Desencontros

Mal tivera tempo para tapar a boca com a mão. A rapariga recuou do espirro e olhou para ele, com uma expressão assassina. Sentiu-se trespassado por mil agulhas de angústia alheia. Os outros passageiros tentavam virar as costas e, de facto, ficaram só os dois a olhar-se um ao outro, num confronto, como amantes zangados, cercados pelas costas ostensivas dos passageiros, que tinham criado um muro de betão para a privacidade deles.
O autocarro deu um súbito solavanco e imaginou que alguém tivesse atropelado um cão solitário, ou algo assim, mas tinham passado por dentro de um buraco cheio de água, formando uma onda que vergastou o passeio onde duas velhinhas tentaram ainda, com os seus frágeis guarda-chuvas, impedir a chapada de água. Um dos guarda-chuvas era amarelo, o outro encarnado. Ficaram ambas as velhinhas a pingar e a gritar para os passageiros da traseira do autocarro, que tinham contribuído para a temível onda. Lembrou-se da história da borboleta: o seu peso ajudara a provocar um mini-tsunami urbano.
As costas dos passageiros oscilavam para cima e para baixo, das gargalhadas que se ouviam sem se ver. Era um pouco como o espasmo antes do espirro, mas só com riso.
Distraído no seu casulo, sabia que se transformara num pária, a enfrentar a sua amada assassina, que não se conseguia virar de costas, presa entre os corpos comprimidos. Ela tinha caracóis louros e um olhar doce, agora transtornado. Os germes da constipação tinham voado por toda a cabina. Era inverno e estas coisas propagam-se, pensou, filosoficamente.
Em breve, a gripe estaria em todas as cabeças e ainda sentiu uma espécie de formigueiro, ao aperceber-se do museu de silêncio que cobria a eternidade. Uma mulher gorda olhou-o com fúria, mas ele sorriu-lhe em resposta, no exacto instante em que rebentou num imparável impulso de tosse cava. Tossiu, tossiu, libertando-se das entranhas.
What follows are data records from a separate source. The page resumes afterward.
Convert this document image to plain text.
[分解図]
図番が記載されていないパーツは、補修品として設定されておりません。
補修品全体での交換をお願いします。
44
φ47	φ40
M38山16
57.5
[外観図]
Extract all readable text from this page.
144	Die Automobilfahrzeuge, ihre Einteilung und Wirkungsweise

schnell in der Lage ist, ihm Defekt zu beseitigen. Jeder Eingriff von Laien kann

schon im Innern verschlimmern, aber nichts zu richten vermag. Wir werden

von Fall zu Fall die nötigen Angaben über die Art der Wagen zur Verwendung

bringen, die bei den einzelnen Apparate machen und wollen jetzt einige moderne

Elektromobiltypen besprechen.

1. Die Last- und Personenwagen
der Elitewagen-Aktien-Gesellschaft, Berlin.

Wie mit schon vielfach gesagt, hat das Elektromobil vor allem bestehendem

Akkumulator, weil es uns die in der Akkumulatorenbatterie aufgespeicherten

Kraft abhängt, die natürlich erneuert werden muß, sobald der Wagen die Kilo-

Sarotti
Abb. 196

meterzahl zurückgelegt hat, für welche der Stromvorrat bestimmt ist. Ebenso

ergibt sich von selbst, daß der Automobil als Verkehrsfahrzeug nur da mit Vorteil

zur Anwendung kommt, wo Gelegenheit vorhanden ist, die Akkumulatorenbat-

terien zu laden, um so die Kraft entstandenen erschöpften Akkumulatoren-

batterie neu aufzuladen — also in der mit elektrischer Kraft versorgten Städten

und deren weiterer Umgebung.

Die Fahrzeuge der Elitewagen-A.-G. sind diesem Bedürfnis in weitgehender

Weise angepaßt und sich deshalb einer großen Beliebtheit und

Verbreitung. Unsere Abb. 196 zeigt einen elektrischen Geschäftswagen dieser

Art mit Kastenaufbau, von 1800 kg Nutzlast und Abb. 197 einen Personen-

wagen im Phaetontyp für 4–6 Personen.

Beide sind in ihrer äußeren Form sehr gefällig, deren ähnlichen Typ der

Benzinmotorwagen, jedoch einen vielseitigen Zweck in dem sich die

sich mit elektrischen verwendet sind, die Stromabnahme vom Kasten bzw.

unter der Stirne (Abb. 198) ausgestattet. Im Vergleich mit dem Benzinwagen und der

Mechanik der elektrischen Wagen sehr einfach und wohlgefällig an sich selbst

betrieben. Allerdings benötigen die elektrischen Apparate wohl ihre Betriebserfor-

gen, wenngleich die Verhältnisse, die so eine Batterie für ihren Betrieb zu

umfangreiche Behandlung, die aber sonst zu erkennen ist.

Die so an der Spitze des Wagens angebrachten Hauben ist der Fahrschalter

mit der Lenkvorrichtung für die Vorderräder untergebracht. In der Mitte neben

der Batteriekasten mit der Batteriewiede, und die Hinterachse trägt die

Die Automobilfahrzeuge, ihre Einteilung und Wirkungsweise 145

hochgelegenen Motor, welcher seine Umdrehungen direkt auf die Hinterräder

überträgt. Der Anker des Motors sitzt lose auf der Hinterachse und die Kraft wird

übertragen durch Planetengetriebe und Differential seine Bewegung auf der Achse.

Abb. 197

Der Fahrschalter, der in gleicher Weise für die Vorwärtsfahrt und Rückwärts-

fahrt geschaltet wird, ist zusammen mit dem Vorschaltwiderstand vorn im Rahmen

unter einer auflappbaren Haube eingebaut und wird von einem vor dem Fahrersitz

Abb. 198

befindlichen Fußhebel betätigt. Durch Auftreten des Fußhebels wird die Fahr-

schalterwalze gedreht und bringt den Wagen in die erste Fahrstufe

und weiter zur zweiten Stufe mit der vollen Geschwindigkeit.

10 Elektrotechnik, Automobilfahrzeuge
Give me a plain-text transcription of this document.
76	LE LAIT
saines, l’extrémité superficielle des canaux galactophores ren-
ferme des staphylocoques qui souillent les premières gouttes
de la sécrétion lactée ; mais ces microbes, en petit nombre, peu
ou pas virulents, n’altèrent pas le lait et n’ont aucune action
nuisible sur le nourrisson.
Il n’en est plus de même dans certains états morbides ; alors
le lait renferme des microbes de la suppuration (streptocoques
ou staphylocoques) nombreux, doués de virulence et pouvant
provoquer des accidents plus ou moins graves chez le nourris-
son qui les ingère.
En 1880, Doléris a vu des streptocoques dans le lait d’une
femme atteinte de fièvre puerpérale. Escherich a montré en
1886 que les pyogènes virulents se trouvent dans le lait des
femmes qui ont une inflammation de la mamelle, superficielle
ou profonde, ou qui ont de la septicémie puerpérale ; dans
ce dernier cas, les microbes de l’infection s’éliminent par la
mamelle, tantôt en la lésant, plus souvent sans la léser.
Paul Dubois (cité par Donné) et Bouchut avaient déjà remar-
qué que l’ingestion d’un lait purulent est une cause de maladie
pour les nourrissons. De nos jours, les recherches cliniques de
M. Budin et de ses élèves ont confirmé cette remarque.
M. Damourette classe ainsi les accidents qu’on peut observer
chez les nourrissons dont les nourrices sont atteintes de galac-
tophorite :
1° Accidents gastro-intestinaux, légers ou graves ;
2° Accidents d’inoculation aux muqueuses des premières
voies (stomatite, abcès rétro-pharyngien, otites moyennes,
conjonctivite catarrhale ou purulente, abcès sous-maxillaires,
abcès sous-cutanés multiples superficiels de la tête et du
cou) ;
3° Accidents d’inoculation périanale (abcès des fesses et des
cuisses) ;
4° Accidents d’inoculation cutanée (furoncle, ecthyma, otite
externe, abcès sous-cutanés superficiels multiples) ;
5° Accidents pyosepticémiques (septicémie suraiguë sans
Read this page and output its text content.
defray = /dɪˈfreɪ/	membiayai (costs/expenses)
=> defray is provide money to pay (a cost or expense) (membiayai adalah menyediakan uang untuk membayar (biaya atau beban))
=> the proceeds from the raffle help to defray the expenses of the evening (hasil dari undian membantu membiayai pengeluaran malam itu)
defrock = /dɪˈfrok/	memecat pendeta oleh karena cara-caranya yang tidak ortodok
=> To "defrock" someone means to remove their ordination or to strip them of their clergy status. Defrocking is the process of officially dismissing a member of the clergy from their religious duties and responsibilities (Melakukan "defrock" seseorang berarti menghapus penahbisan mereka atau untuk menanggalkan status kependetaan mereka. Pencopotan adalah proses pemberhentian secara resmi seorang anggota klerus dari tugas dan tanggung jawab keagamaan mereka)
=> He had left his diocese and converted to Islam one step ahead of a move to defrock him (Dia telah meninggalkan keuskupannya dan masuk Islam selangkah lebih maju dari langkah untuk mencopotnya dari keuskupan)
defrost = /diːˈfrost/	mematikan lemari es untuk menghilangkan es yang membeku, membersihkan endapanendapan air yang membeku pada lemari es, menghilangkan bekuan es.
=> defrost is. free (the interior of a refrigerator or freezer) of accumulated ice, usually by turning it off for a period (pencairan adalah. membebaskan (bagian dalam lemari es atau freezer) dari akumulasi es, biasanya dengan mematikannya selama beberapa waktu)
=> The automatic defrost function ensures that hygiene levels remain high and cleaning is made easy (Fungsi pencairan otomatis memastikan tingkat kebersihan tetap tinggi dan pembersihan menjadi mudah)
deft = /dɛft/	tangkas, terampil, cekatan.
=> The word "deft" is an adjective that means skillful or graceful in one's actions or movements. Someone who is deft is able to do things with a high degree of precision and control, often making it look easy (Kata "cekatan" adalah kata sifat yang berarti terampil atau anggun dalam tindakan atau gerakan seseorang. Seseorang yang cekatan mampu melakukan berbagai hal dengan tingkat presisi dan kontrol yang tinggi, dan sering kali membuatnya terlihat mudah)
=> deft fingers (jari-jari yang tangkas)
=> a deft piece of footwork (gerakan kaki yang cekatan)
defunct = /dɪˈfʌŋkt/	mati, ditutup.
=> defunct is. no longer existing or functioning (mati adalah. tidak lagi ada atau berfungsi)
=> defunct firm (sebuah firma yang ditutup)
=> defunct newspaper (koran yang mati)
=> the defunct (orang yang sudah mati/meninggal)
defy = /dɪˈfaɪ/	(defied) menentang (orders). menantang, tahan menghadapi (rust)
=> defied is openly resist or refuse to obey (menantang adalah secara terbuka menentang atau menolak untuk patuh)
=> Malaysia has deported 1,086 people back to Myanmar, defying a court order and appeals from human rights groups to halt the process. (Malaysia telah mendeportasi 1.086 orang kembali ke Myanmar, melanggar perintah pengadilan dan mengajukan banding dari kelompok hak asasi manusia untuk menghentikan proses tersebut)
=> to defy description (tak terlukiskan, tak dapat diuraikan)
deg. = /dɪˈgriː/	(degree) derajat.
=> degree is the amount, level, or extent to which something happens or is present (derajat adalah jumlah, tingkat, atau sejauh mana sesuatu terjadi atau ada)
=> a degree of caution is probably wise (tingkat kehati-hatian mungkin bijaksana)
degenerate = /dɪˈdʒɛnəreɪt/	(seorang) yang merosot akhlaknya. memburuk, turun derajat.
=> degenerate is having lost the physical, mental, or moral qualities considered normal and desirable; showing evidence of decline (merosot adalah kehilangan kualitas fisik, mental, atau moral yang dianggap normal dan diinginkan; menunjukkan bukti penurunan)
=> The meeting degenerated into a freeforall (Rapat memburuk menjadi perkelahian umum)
E a rapariga por quem se apaixonara deve ter sentido um pouco do bafo quente da sua respiração, moveu pobremente o braço, desalentada, e inspirou profundamente, embora não o quisesse fazer.
Por vezes, as pessoas fazem o contrário do que querem.
O autocarro chegou à paragem inundada e travou com estrondo. Os passageiros tombavam uns em cima dos outros, mas é o mesmo que acontece com os pinguins (vira isso num documentário) protegem-se uns aos outros com os corpos, amparam-se e não caem. Imaginou: se os pinguins caírem, será uma queda em dominó.
Saiu do autocarro e sentiu o vento refrescado. Era inverno e encheu os pulmões com ar impuro da cidade. A rapariga também saiu naquela paragem, dirigindo-lhe um insulto de despedida. Nunca mais a veria. Um amor morrera à nascença. Observou-a melhor, olho de perito: não perdera nada de especial, tirando os caracóis louros e a expressão doce.
E em passos cada vez mais febris, largou as solas dos sapatos molhados no chão escuro e endurecido da estrada. Alcatrão do melhor, lisinho e lixado.

 

 

Este continho absurdo e um bocadinho nojento (mas que me diverte) foi escrito em Dezembro de 2010 e publicado em Emoções Básicas. Estava tão constipado e fungoso como estou agora.